Noise sensitivity in percolation
Robert Morris (IMPA)
Suppose that in a close election, a small (random) proportion of the votes are
accidentally miscounted; is this random `noise' likely to change the outcome of
the election? It turns out that the answer to this question depends in
interesting ways on the rule (i.e., the Boolean function f) by which the
winner is selected. To take three simple examples, the answer is ``no'' if the
function f is `majority' or `dictator', but ``yes'' if it is `parity'.

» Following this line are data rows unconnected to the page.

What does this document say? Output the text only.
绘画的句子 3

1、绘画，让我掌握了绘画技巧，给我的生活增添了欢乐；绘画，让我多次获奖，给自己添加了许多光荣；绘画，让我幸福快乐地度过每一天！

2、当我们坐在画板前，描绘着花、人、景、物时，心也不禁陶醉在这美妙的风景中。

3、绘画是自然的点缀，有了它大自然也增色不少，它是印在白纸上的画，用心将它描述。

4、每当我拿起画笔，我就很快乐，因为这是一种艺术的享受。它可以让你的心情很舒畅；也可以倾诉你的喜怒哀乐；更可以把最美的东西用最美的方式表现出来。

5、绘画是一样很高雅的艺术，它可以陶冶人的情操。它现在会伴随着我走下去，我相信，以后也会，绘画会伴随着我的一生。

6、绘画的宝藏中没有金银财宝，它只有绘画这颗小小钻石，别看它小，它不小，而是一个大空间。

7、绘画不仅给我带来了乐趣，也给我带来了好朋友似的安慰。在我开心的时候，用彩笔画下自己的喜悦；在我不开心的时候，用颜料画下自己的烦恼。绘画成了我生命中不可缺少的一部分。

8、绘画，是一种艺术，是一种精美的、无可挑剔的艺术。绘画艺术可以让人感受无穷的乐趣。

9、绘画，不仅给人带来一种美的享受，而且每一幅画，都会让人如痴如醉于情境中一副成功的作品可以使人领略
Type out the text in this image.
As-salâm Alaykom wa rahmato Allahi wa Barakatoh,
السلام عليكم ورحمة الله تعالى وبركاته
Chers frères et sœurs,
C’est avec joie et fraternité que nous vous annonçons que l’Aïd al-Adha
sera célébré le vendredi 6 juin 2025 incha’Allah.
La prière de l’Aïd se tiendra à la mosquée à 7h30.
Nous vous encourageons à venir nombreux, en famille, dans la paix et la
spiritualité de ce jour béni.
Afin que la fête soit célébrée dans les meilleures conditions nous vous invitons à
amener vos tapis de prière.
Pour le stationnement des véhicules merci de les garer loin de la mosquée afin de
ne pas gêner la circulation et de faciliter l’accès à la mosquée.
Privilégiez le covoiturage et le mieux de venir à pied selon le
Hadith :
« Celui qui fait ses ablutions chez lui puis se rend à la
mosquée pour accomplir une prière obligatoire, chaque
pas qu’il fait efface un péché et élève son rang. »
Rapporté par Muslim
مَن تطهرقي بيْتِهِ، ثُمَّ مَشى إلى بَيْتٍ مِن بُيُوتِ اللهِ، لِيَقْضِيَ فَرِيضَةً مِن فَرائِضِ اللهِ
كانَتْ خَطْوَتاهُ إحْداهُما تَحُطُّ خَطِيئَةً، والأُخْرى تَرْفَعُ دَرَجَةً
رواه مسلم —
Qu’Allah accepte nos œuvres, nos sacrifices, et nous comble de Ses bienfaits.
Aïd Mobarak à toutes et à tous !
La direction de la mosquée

The systematic study of this problem was begun in 1999 by Benjamini, Kalai and
Schramm, who gave a sufficient condition (based on the discrete Fourier
coefficients of f) for the answer to be ``yes'', and used this result to prove
that bond percolation on Z² is noise sensitive at criticality. More
precisely, suppose that we perform critical (i.e., p = 1/2) bond percolation
on Z², observe that there is a horizontal crossing of a particular
n x n square, and then re-randomize each edge with probability
epsilon > 0. Then the probability of having a horizontal crossing in the
new configuration is close to 1/2.
In this talk we consider the corresponding question for continuum percolation,
and in particular for the Poisson Boolean model (also known as the Gilbert disc
model). Let eta be a Poisson process of density lambda in the plane, and
connect two points of eta by an edge if they are at distance at most 1. We
prove that, at criticality, the event that there is a crossing of an n x n
square is noise sensitive. The proof is based on two extremely general tools:
a version of the BKS Theorem for product measure, and a new extremal result on
hypergraphs.
This is joint work with Daniel Ahlberg, Erik Broman and Simon Griffiths.